Galang menghela napasnya sejenak sebelum menjawab pertanyaan Vania. "Aku juga bingung Bun. Priyanka belum mau diajak nikah, nggak tau juga alasannya apa, padahal dia udah diangkat jadi pegawai tetap di kantornya, posisinya udah aman," ujarnya.
"Emang usia dia berapa tahun sih?" tanya Vania.
"29"
"Udah cukup lho padahal, kelewat malah. Kenapa belum mau nikah? apa yang dicarinya?"
"Entah lah Bun, Aku tunggu sampe taun depan deh, kalo dia belum mau-mau juga, kayanya aku harus lepasin dia. Buang-buang waktu kalo gini terus," ujar Galang.
"Emang nggak sayang pacaran udah bertahun-tahun gitu?" tanya Vania menguji ucapan Galang barusan.
"8 tahun lho Bun, sayang lah pasti. Tapi kalo kaya gini terus aku juga nggak bisa, apalagi liat Rimba sekarang udah nikah, apa kata orang nanti. Dikiranya aku nggak laku karena diduluin adeknya sendiri," ujar Galang.

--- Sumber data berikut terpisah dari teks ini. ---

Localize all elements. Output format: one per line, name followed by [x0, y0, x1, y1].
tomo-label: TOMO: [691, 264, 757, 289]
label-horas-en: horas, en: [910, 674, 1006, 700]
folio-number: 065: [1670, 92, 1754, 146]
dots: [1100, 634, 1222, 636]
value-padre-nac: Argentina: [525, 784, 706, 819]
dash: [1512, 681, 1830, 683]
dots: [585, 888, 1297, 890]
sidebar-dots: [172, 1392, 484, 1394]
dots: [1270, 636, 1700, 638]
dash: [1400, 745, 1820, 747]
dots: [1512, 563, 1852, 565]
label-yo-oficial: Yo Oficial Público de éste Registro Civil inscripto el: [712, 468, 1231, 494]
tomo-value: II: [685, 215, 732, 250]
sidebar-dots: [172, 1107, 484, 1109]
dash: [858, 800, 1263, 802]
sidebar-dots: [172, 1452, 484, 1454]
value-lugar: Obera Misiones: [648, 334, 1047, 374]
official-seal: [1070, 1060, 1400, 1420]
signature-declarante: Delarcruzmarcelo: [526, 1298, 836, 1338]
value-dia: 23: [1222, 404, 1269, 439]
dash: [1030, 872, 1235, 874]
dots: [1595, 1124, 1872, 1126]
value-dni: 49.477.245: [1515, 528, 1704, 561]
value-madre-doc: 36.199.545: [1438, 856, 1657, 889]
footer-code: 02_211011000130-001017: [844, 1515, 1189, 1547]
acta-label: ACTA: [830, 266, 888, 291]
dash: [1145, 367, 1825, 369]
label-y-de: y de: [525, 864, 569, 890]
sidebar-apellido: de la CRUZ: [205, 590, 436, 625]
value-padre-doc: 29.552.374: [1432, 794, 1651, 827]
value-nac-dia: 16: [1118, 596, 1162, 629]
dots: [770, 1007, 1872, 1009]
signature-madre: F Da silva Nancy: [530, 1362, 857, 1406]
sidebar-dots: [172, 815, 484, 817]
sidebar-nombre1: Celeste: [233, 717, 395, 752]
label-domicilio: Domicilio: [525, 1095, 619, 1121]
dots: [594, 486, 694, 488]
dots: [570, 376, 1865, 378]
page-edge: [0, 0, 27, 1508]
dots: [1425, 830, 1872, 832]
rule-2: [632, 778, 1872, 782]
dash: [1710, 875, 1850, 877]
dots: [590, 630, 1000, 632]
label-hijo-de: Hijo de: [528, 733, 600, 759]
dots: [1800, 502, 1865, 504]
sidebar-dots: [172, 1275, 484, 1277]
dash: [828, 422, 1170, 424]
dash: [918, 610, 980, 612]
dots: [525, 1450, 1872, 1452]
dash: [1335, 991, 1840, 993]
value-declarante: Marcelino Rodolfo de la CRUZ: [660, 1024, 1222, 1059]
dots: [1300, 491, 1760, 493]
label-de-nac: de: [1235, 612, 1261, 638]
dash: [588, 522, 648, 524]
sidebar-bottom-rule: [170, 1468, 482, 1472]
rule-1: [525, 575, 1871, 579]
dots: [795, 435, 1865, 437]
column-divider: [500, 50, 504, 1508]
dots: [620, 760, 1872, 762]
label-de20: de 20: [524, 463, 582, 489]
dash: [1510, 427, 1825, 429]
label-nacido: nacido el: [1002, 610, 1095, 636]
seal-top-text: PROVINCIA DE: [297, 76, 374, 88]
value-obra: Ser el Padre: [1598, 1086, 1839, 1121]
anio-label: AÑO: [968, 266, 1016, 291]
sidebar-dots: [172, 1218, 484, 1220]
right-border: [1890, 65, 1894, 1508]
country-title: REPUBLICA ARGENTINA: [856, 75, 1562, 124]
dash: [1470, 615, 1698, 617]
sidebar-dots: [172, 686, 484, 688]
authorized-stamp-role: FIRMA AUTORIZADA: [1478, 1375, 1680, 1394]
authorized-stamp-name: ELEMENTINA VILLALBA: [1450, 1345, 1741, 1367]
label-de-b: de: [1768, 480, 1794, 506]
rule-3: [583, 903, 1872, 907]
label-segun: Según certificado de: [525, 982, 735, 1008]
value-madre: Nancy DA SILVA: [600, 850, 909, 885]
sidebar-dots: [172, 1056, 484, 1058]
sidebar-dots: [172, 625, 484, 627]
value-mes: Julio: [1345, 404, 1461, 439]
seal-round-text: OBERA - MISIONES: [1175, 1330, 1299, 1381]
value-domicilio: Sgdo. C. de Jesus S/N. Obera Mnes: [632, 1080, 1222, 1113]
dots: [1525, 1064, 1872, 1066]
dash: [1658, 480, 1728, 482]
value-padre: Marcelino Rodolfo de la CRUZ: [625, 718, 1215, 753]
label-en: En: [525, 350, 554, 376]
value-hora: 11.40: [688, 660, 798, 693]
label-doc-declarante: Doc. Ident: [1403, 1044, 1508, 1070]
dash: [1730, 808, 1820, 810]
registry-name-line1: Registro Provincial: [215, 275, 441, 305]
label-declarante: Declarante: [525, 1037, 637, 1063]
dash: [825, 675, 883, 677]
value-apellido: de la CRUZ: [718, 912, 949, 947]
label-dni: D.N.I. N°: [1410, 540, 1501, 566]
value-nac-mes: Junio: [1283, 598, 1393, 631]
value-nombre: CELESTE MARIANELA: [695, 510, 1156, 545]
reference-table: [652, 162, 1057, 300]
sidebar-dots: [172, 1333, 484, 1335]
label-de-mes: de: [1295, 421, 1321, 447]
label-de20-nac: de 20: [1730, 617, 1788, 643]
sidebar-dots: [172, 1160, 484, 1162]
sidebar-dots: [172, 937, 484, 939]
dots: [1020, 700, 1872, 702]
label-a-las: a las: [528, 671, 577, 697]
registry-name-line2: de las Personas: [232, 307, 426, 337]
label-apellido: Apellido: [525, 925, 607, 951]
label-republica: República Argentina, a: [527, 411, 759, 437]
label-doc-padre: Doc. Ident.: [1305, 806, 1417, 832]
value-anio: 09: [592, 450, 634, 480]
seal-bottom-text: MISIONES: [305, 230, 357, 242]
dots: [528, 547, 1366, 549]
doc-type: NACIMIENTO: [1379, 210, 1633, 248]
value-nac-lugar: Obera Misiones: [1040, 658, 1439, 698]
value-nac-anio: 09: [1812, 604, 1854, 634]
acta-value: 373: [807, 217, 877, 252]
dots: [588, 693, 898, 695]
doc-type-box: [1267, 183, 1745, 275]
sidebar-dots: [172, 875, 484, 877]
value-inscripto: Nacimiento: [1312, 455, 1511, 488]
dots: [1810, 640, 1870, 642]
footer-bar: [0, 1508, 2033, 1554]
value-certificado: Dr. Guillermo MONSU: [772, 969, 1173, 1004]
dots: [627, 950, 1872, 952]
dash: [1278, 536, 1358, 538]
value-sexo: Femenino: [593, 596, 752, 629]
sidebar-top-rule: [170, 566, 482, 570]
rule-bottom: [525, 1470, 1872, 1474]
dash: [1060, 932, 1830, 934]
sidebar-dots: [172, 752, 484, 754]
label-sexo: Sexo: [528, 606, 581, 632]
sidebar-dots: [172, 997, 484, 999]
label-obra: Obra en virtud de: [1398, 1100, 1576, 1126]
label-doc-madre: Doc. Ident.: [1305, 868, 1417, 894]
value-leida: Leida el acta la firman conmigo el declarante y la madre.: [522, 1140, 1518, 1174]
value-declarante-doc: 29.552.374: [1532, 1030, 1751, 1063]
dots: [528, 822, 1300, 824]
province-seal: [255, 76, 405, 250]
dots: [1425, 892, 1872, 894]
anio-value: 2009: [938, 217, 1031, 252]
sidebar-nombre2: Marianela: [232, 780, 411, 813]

"Bener juga sih. Ya mudah-mudahan Priya dibukakan pintu hatinya, dan mau serius menjalin hubungan sama kamu ke jenjang pernikahan. Priyanka anak yang baik, bunda udah terlanjur suka sama dia. Tapi keputusan tetap ada sama kamu, apapun itu, bunda pasti dukung," ucap Vania saraya mengusap lengan Galang, begitu pengertian.
Galang hanya mengangguk tersenyum. Beruntung memiliki sang bunda yang perhatian dan tidak terlalu kolot pemikirannya.
.
.
.
Walau mustahil menjadi ibu yang sempurna, seorang ibu pasti berusaha untuk menjadi ibu terbaik yang memahami anak-anaknya.